All this leads up to three conclusions: First, the increasing prevalence of gun
ownership is only one among many symptoms of growing serious problems
within our society, within our culture. I believe much of the increase is
driven by very real needs to feel safe and secure in an apparently increasingly
unsafe world. I have no ideas as to how to go about obtaining it, but I
feel that increasing social cohesion and sense of community, starting
by building smaller communities within neighborhoods, is a vital part of
increasing a sense of safety and security. Second, I can see no need for
high capacity magazines for firearms, certainly not for anything larger or more potent that a .22 rifle being used on rats at a local dump! Third, the
family of paramilitary-appearing firearms, often styled 'assault-type weapons'
are generally chambered for cartridges which have been repeatedly demonstrated as being inadequate to, even incapable of disabling a human opponent or killing a game animal humanely. Yet, there continue to be imported into the United States, or manufactured within the United States large numbers
of exactly such weapons. We certainly do not need any more imported weapons, and I suspect that we need fewer more manufactured domestically.

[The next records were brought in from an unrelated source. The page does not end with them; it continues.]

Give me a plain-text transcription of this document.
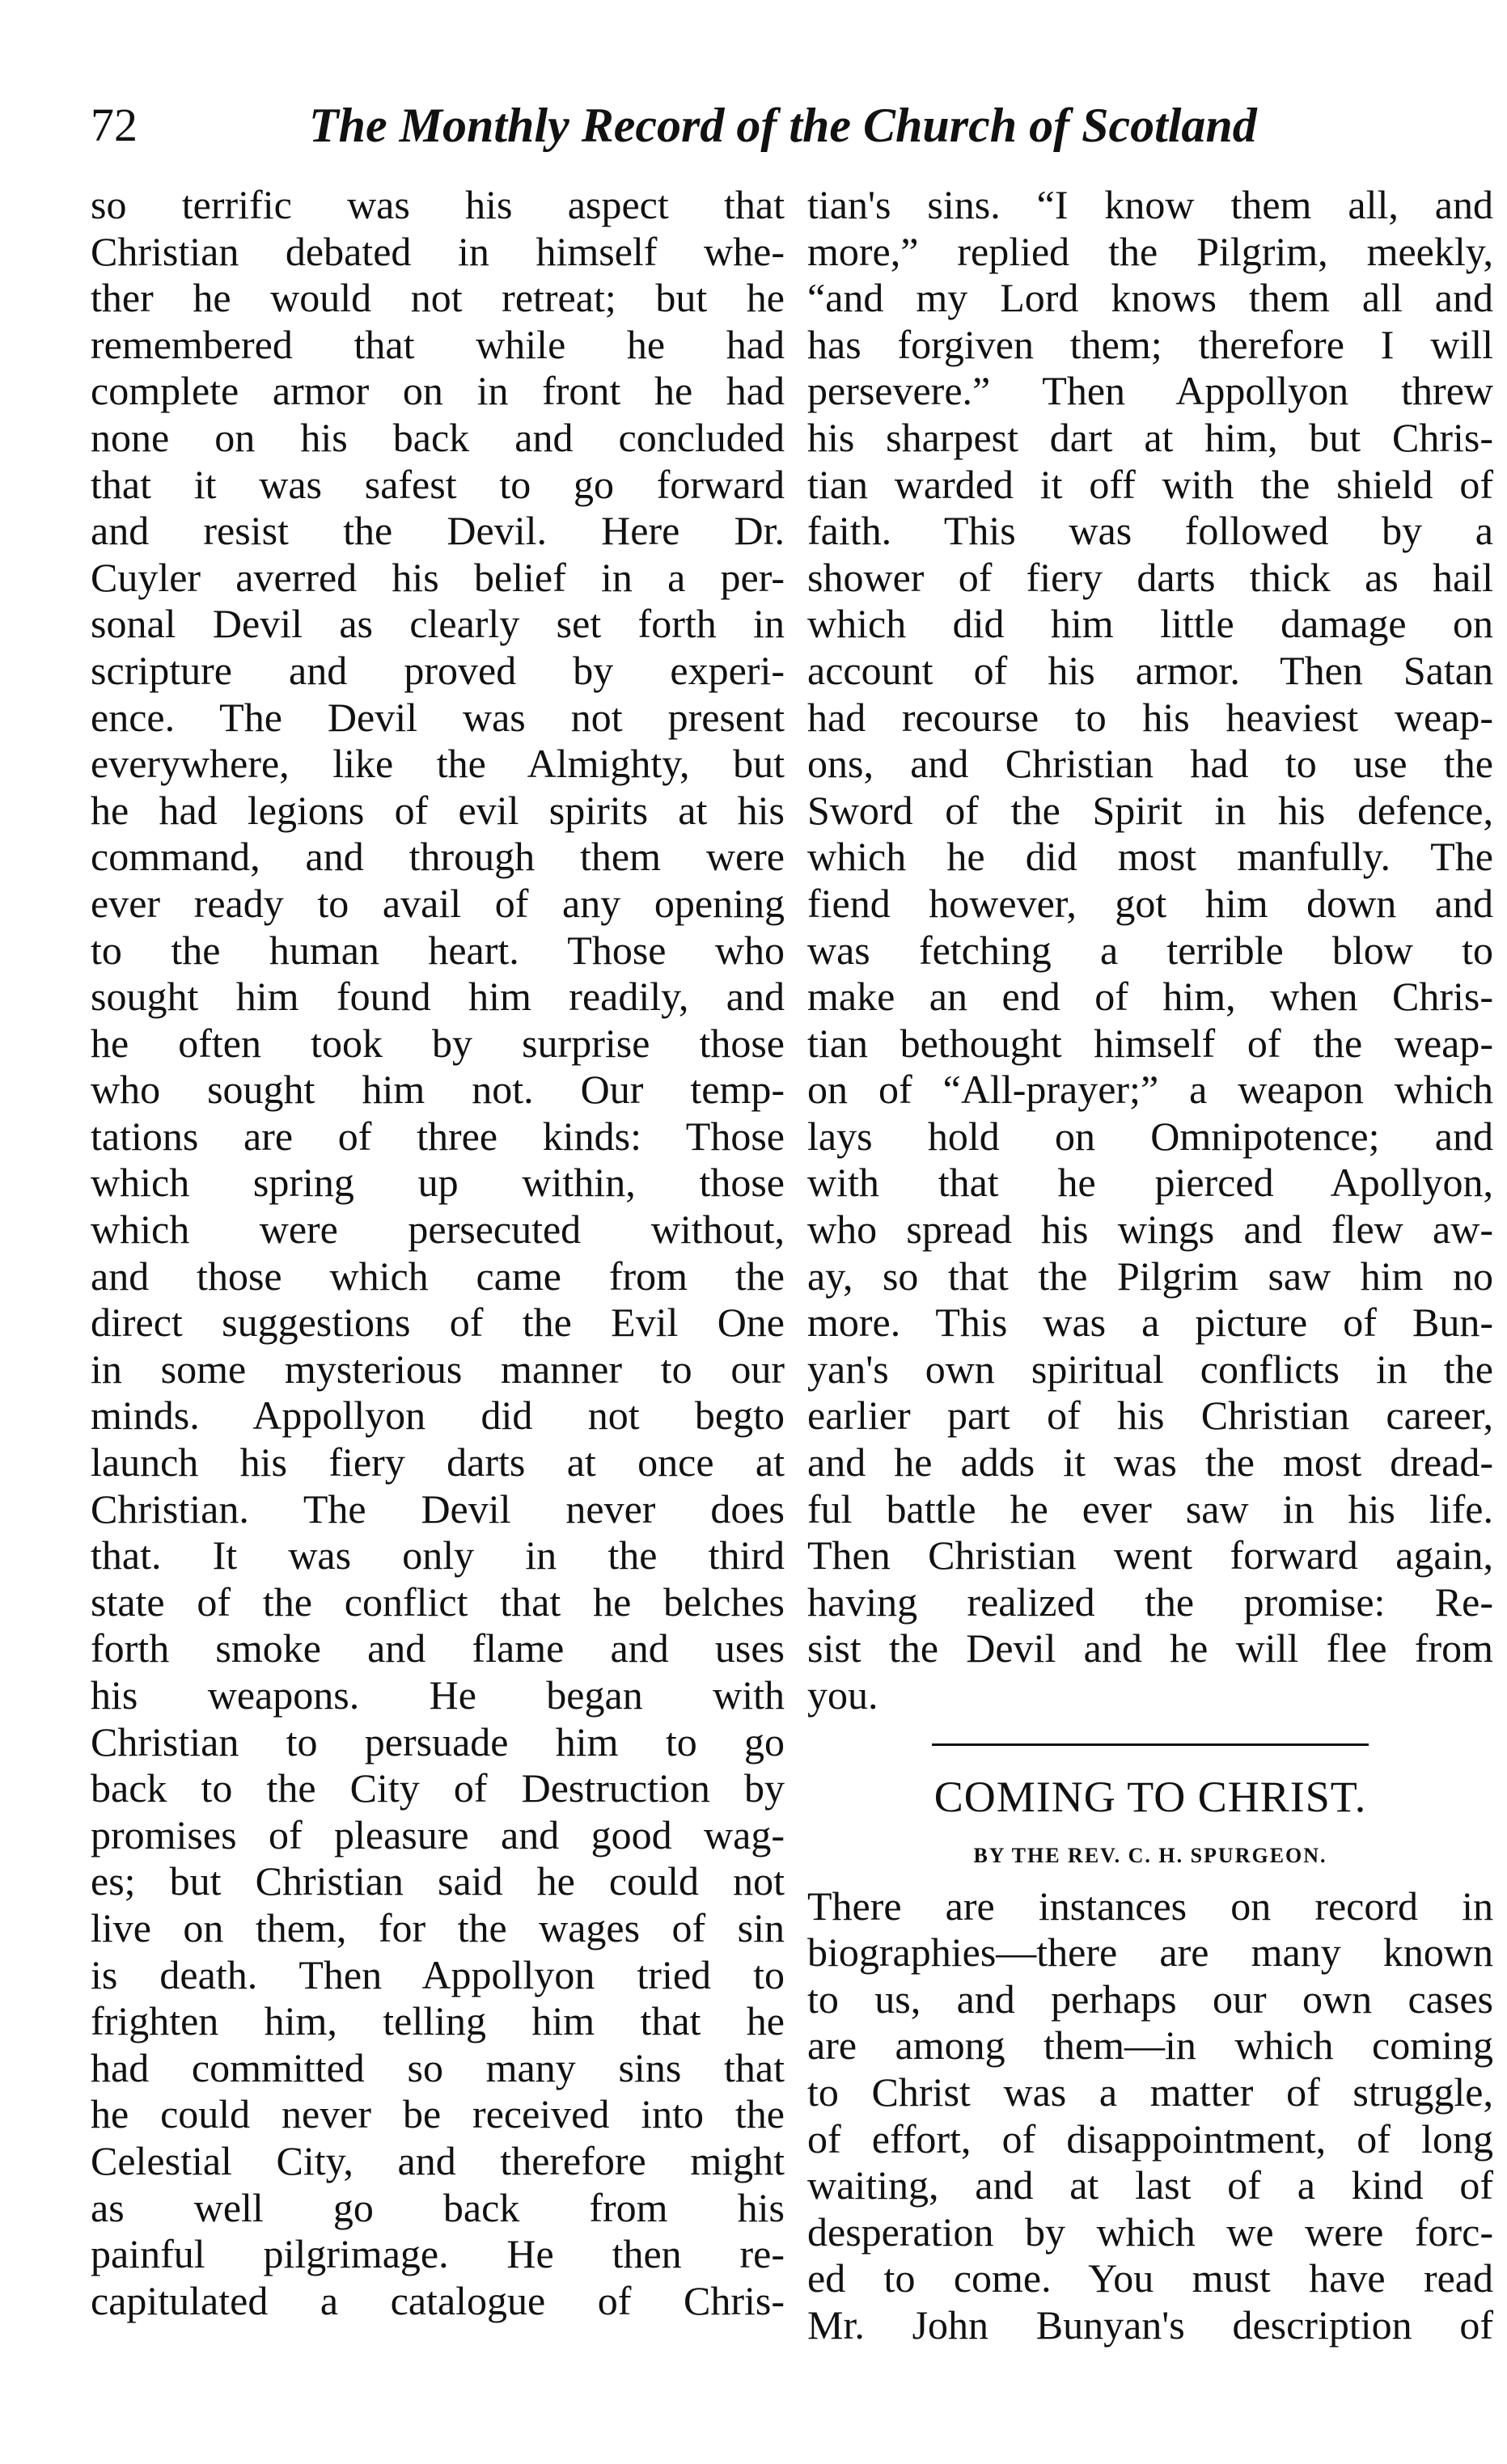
72	The Monthly Record of the Church of Scotland
so terrific was his aspect that
Christian debated in himself whe-
ther he would not retreat; but he
remembered that while he had
complete armor on in front he had
none on his back and concluded
that it was safest to go forward
and resist the Devil. Here Dr.
Cuyler averred his belief in a per-
sonal Devil as clearly set forth in
scripture and proved by experi-
ence. The Devil was not present
everywhere, like the Almighty, but
he had legions of evil spirits at his
command, and through them were
ever ready to avail of any opening
to the human heart. Those who
sought him found him readily, and
he often took by surprise those
who sought him not. Our temp-
tations are of three kinds: Those
which spring up within, those
which were persecuted without,
and those which came from the
direct suggestions of the Evil One
in some mysterious manner to our
minds. Appollyon did not begto
launch his fiery darts at once at
Christian. The Devil never does
that. It was only in the third
state of the conflict that he belches
forth smoke and flame and uses
his weapons. He began with
Christian to persuade him to go
back to the City of Destruction by
promises of pleasure and good wag-
es; but Christian said he could not
live on them, for the wages of sin
is death. Then Appollyon tried to
frighten him, telling him that he
had committed so many sins that
he could never be received into the
Celestial City, and therefore might
as well go back from his
painful pilgrimage. He then re-
capitulated a catalogue of Chris-
tian's sins. “I know them all, and
more,” replied the Pilgrim, meekly,
“and my Lord knows them all and
has forgiven them; therefore I will
persevere.” Then Appollyon threw
his sharpest dart at him, but Chris-
tian warded it off with the shield of
faith. This was followed by a
shower of fiery darts thick as hail
which did him little damage on
account of his armor. Then Satan
had recourse to his heaviest weap-
ons, and Christian had to use the
Sword of the Spirit in his defence,
which he did most manfully. The
fiend however, got him down and
was fetching a terrible blow to
make an end of him, when Chris-
tian bethought himself of the weap-
on of “All-prayer;” a weapon which
lays hold on Omnipotence; and
with that he pierced Apollyon,
who spread his wings and flew aw-
ay, so that the Pilgrim saw him no
more. This was a picture of Bun-
yan's own spiritual conflicts in the
earlier part of his Christian career,
and he adds it was the most dread-
ful battle he ever saw in his life.
Then Christian went forward again,
having realized the promise: Re-
sist the Devil and he will flee from
you.
COMING TO CHRIST.
BY THE REV. C. H. SPURGEON.
There are instances on record in
biographies—there are many known
to us, and perhaps our own cases
are among them—in which coming
to Christ was a matter of struggle,
of effort, of disappointment, of long
waiting, and at last of a kind of
desperation by which we were forc-
ed to come. You must have read
Mr. John Bunyan's description of
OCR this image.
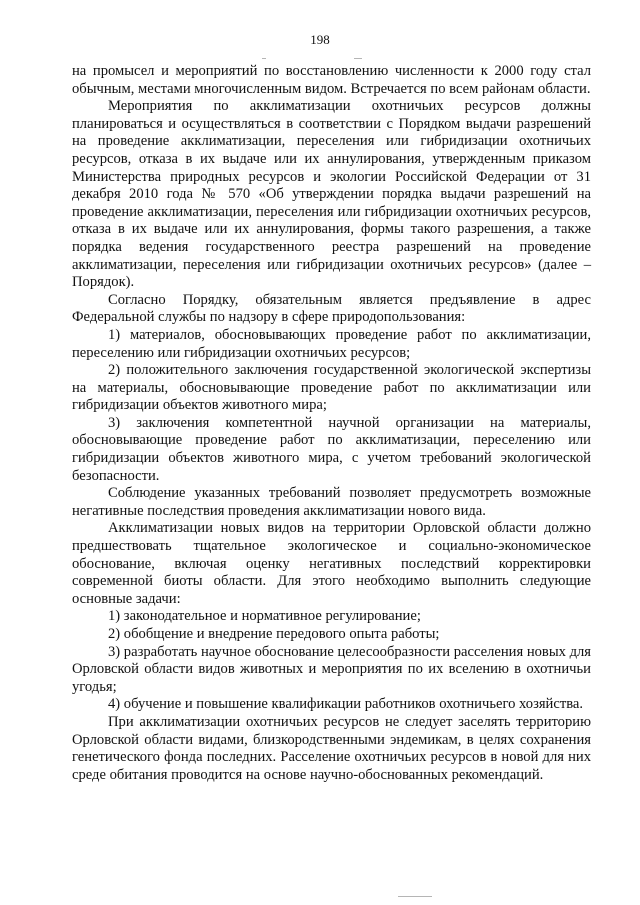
198

на промысел и мероприятий по восстановлению численности к 2000 году стал обычным, местами многочисленным видом. Встречается по всем районам области.

Мероприятия по акклиматизации охотничьих ресурсов должны планироваться и осуществляться в соответствии с Порядком выдачи разрешений на проведение акклиматизации, переселения или гибридизации охотничьих ресурсов, отказа в их выдаче или их аннулирования, утвержденным приказом Министерства природных ресурсов и экологии Российской Федерации от 31 декабря 2010 года № 570 «Об утверждении порядка выдачи разрешений на проведение акклиматизации, переселения или гибридизации охотничьих ресурсов, отказа в их выдаче или их аннулирования, формы такого разрешения, а также порядка ведения государственного реестра разрешений на проведение акклиматизации, переселения или гибридизации охотничьих ресурсов» (далее – Порядок).

Согласно Порядку, обязательным является предъявление в адрес Федеральной службы по надзору в сфере природопользования:

1) материалов, обосновывающих проведение работ по акклиматизации, переселению или гибридизации охотничьих ресурсов;

2) положительного заключения государственной экологической экспертизы на материалы, обосновывающие проведение работ по акклиматизации или гибридизации объектов животного мира;

3) заключения компетентной научной организации на материалы, обосновывающие проведение работ по акклиматизации, переселению или гибридизации объектов животного мира, с учетом требований экологической безопасности.

Соблюдение указанных требований позволяет предусмотреть возможные негативные последствия проведения акклиматизации нового вида.

Акклиматизации новых видов на территории Орловской области должно предшествовать тщательное экологическое и социально-экономическое обоснование, включая оценку негативных последствий корректировки современной биоты области. Для этого необходимо выполнить следующие основные задачи:

1) законодательное и нормативное регулирование;

2) обобщение и внедрение передового опыта работы;

3) разработать научное обоснование целесообразности расселения новых для Орловской области видов животных и мероприятия по их вселению в охотничьи угодья;

4) обучение и повышение квалификации работников охотничьего хозяйства.

При акклиматизации охотничьих ресурсов не следует заселять территорию Орловской области видами, близкородственными эндемикам, в целях сохранения генетического фонда последних. Расселение охотничьих ресурсов в новой для них среде обитания проводится на основе научно-обоснованных рекомендаций.
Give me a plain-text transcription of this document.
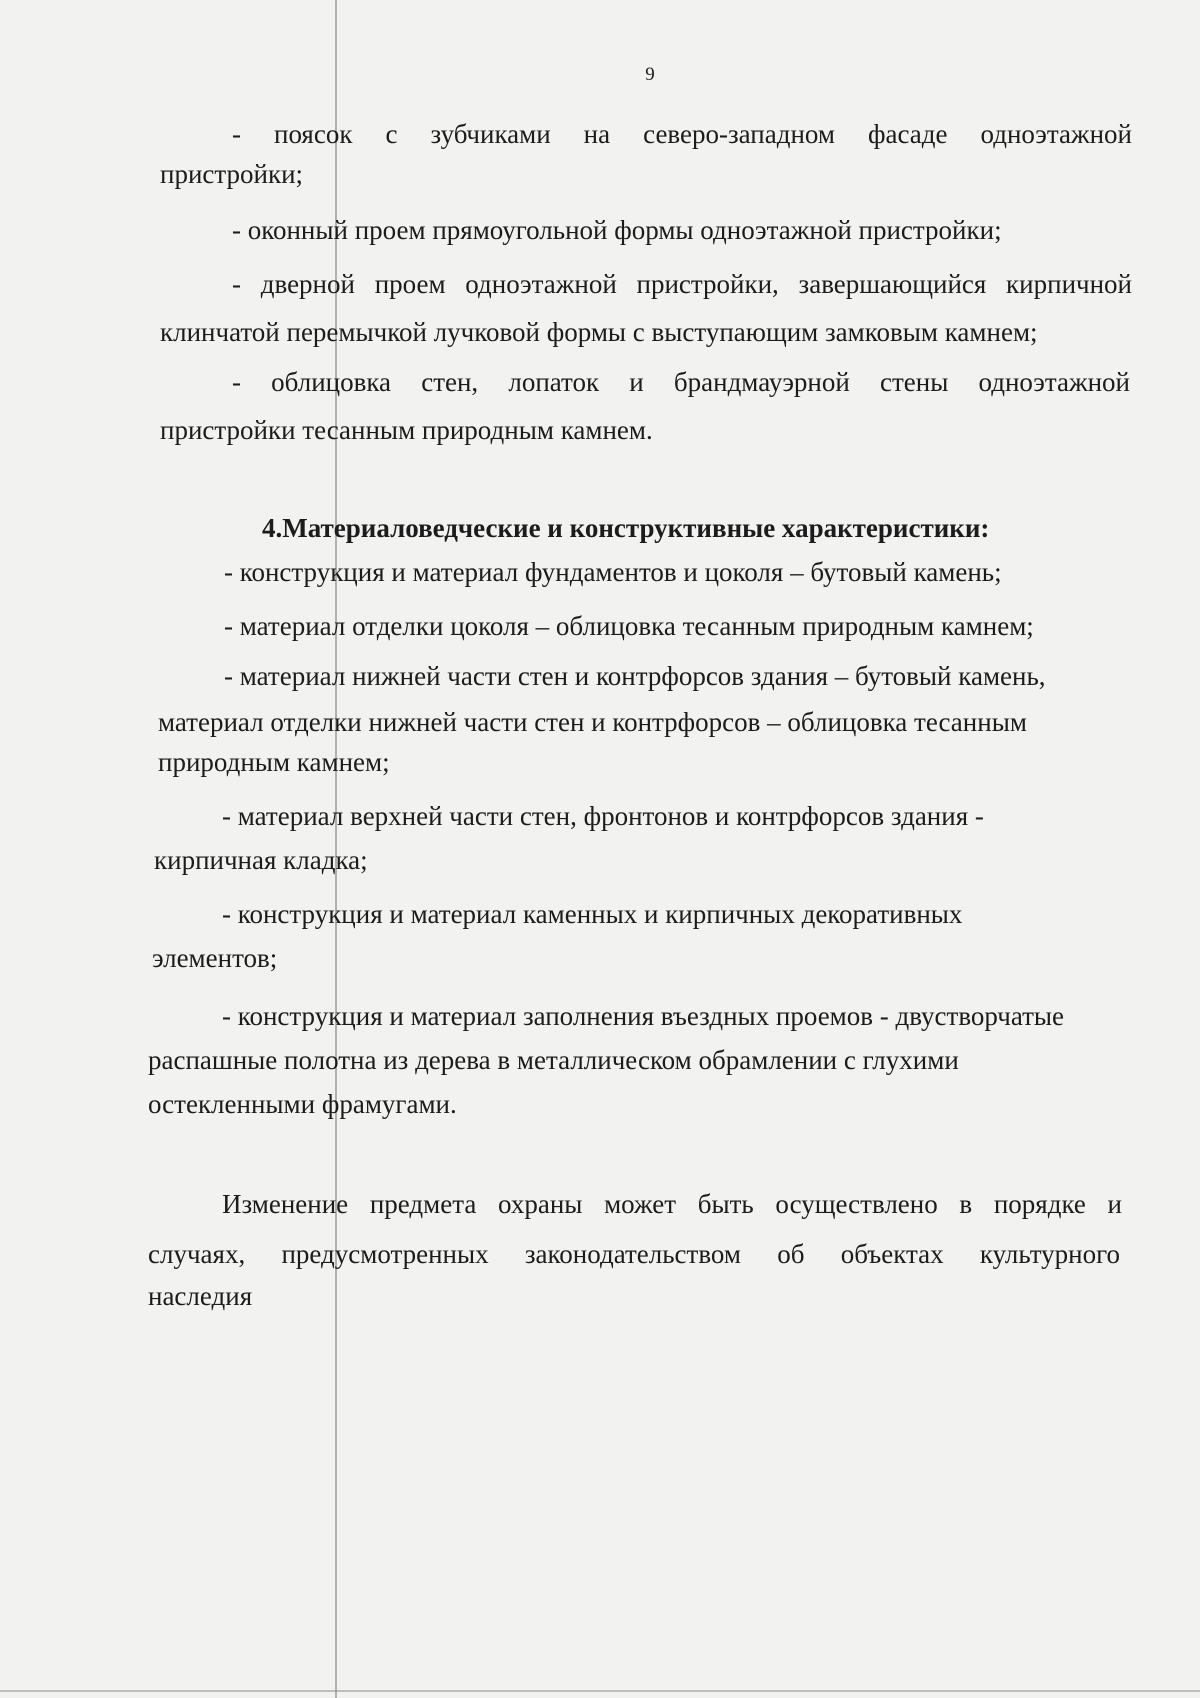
9
- поясок с зубчиками на северо-западном фасаде одноэтажной
пристройки;
- оконный проем прямоугольной формы одноэтажной пристройки;
- дверной проем одноэтажной пристройки, завершающийся кирпичной
клинчатой перемычкой лучковой формы с выступающим замковым камнем;
- облицовка стен, лопаток и брандмауэрной стены одноэтажной
пристройки тесанным природным камнем.
4.Материаловедческие и конструктивные характеристики:
- конструкция и материал фундаментов и цоколя – бутовый камень;
- материал отделки цоколя – облицовка тесанным природным камнем;
- материал нижней части стен и контрфорсов здания – бутовый камень,
материал отделки нижней части стен и контрфорсов – облицовка тесанным
природным камнем;
- материал верхней части стен, фронтонов и контрфорсов здания -
кирпичная кладка;
- конструкция и материал каменных и кирпичных декоративных
элементов;
- конструкция и материал заполнения въездных проемов - двустворчатые
распашные полотна из дерева в металлическом обрамлении с глухими
остекленными фрамугами.
Изменение предмета охраны может быть осуществлено в порядке и
случаях, предусмотренных законодательством об объектах культурного
наследия
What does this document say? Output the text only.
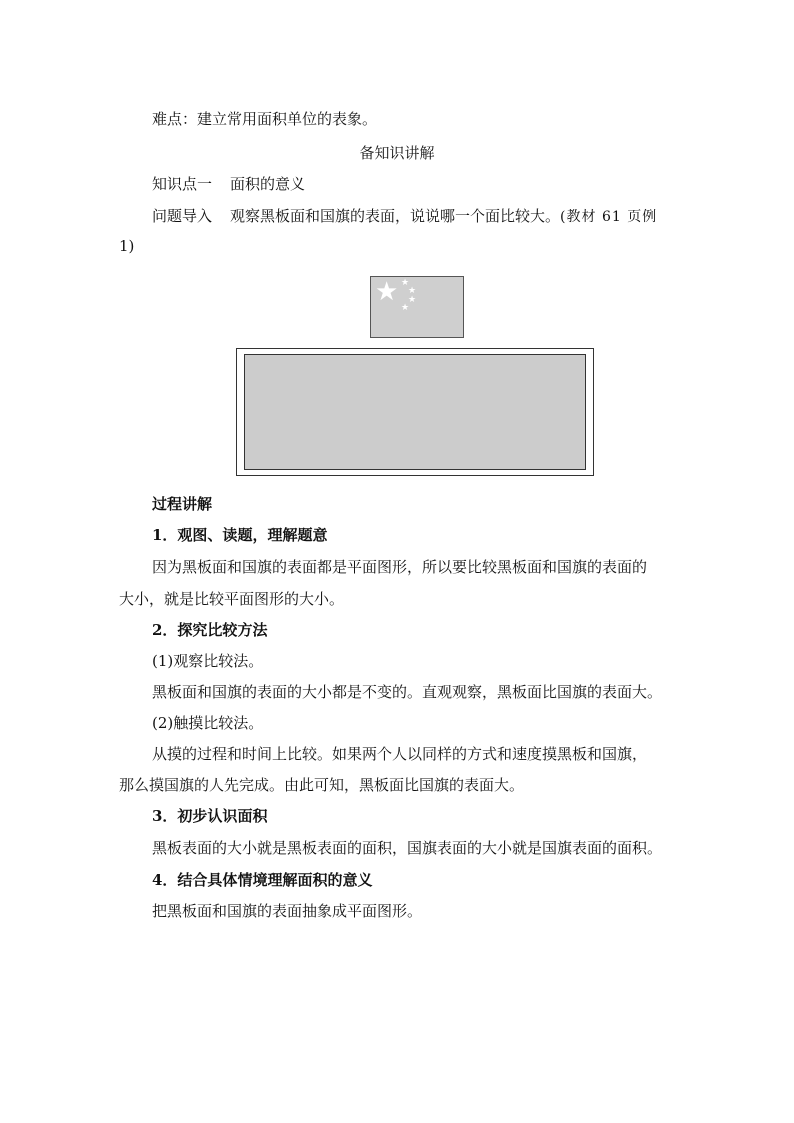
难点：建立常用面积单位的表象。
备知识讲解
知识点一 面积的意义
问题导入 观察黑板面和国旗的表面，说说哪一个面比较大。(教材 61 页例
1)
★ ★
★
★
★
过程讲解
1．观图、读题，理解题意
因为黑板面和国旗的表面都是平面图形，所以要比较黑板面和国旗的表面的
大小，就是比较平面图形的大小。
2．探究比较方法
(1)观察比较法。
黑板面和国旗的表面的大小都是不变的。直观观察，黑板面比国旗的表面大。
(2)触摸比较法。
从摸的过程和时间上比较。如果两个人以同样的方式和速度摸黑板和国旗，
那么摸国旗的人先完成。由此可知，黑板面比国旗的表面大。
3．初步认识面积
黑板表面的大小就是黑板表面的面积，国旗表面的大小就是国旗表面的面积。
4．结合具体情境理解面积的意义
把黑板面和国旗的表面抽象成平面图形。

Congressman Charles Schumer (with whom I have often disagreed about some
of his proposals for gun laws) may have identified the key to developing
a more effective set of policies regarding firearms. Schumer suggests that those
seeking more laws start with acknowledging that there is a Second Amendment
and that the right to keep and bear arms is an individual right of which no law-abiding 'citizen can be deprived--certainly not within their domicile but also not ion the proper participation formally or informally in shooting sports. Perhaps then, we can get the participation and cooperation of people who are familiar with firearms and the and the shooting sports in designing legislation to protect the common safety and public welfare and also protecting the rights to own and to use lawfully for lawful purposes various sorts of firearms. I mention this because of now expired ban on assault weapons, which by virtue of including bayonet lugs (I don't think I have yet heard of a drive-by bayoneting) and flash suppressors led to the classification of some very fine and expensive ($2,000 and up in,1994 dollars!) rifles, designed specifically for competition, as among the banned!

As I look back on the recent angry, even vituperative rhetoric, increasingly displayed in political dialog, I am not as optimistic as I should like to be: We are a frightened, frustrated, fearful society, too often operating on the 'everyone for themselves first' policy.